Five times have I been now in Bonny River and I like it. You always do get to like it if you live long enough to allow the strange fascination of the place to get a hold on you; but when I first entered it, on a ship commanded by Captain Murray in '93, in the wet season, i.e. in August, in spite of the confidence I had by this time acquired in his skill and knowledge of the West Coast, a sense of horror seized on me as I gazed upon the scene, and I said to the old Coaster who then had charge of my education, "Good Heavens! what an awful accident. We've gone and picked up the Styx." He was evidently hurt and said, "Bonny was a nice place when you got used to it," and went on to discourse on the last epidemic here, when nine men out of the resident eleven died in about ten days from yellow fever. Next to the scenery of "a River," commend me for cheerfulness to the local conversation of its mangrove-swamp region; and every truly important West African river has its mangrove-swamp belt, which extends inland as far as the tide waters make it brackish, and which has a depth and extent from the banks depending on the configuration of the country. Above this belt comes uniformly a region of high forest, having towards the river frontage clay cliffs, sometimes high, as in the case of the Old Calabar at Adiabo, more frequently dwarf cliffs, as in the Forcados up at Warree, and in the Ogowe, - for a long stretch through Kama country. After the clay cliffs region you come to a region of rapids, caused by the river cutting its way through a mountain range; such ranges are the Pallaballa, causing the Livingstone rapids of the Congo; the Sierra del Cristal, those of the Ogowe, and many lesser rivers; the Rumby and Omon ranges, those of the Old Calabar and Cross Rivers.

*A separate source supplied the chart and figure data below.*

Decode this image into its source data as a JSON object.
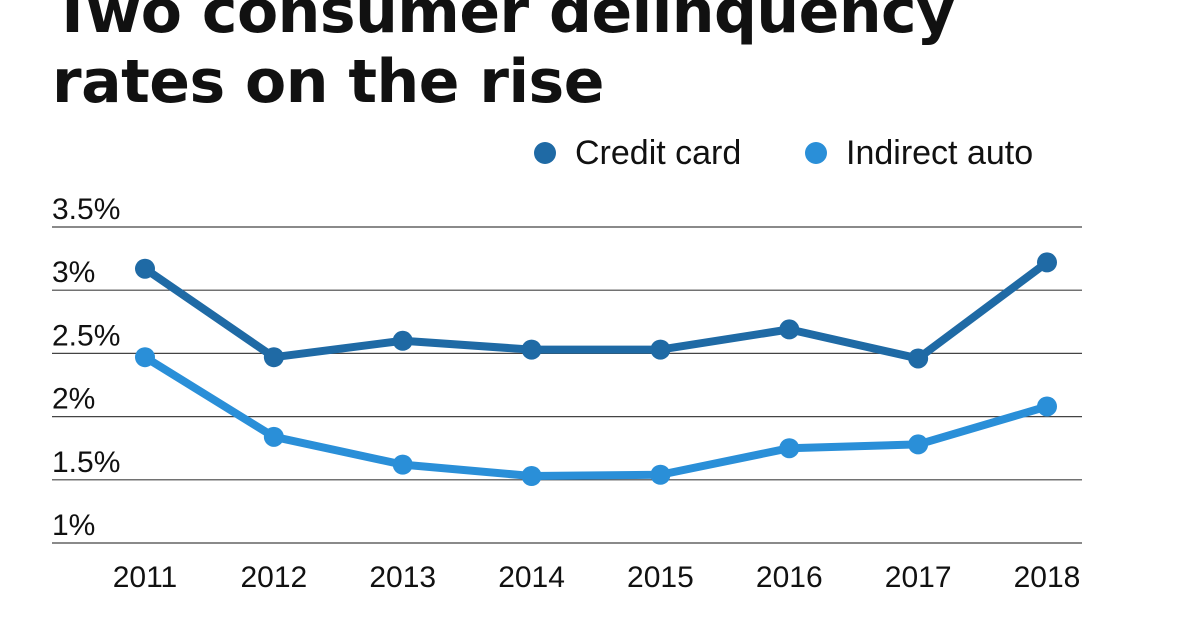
{
  "chart_data": {
    "type": "line",
    "title_lines": [
      "Two consumer delinquency",
      "rates on the rise"
    ],
    "categories": [
      "2011",
      "2012",
      "2013",
      "2014",
      "2015",
      "2016",
      "2017",
      "2018"
    ],
    "series": [
      {
        "name": "Credit card",
        "color": "#1f6aa5",
        "values": [
          3.17,
          2.47,
          2.6,
          2.53,
          2.53,
          2.69,
          2.46,
          3.22
        ]
      },
      {
        "name": "Indirect auto",
        "color": "#2a8fd8",
        "values": [
          2.47,
          1.84,
          1.62,
          1.53,
          1.54,
          1.75,
          1.78,
          2.08
        ]
      }
    ],
    "y_ticks": [
      "3.5%",
      "3%",
      "2.5%",
      "2%",
      "1.5%",
      "1%"
    ],
    "y_tick_values": [
      3.5,
      3.0,
      2.5,
      2.0,
      1.5,
      1.0
    ],
    "ylim": [
      1,
      3.5
    ],
    "xlabel": "",
    "ylabel": "",
    "grid": true,
    "legend_position": "top-right",
    "colors": {
      "grid": "#444444",
      "text": "#111111"
    }
  }
}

Naturally in different parts these separate regions vary in size. The mangrove-swamp may be only a fringe at the mouth of the river, or it may cover hundreds of square miles. The clay cliffs may extend for only a mile or so along the bank, or they may, as on the Ogowe, extend for 130. And so it is also with the rapids: in some rivers, for instance the Cameroons, there are only a few miles of them, in others there are many miles; in the Ogowe there are as many as 500; and these rapids may be close to the river mouth, as in most of the Gold Coast rivers, save the Ancobra and the Volta; or they may be far in the interior, as in the Cross River, where they commence at about 200 miles; and on the Ogowe, where they commence at about 208 miles from the sea coast; this depends on the nearness or remoteness from the coast line of the mountain ranges which run down the west side of the continent; ranges (apparently of very different geological formations), which have no end of different names, but about which little is known in detail.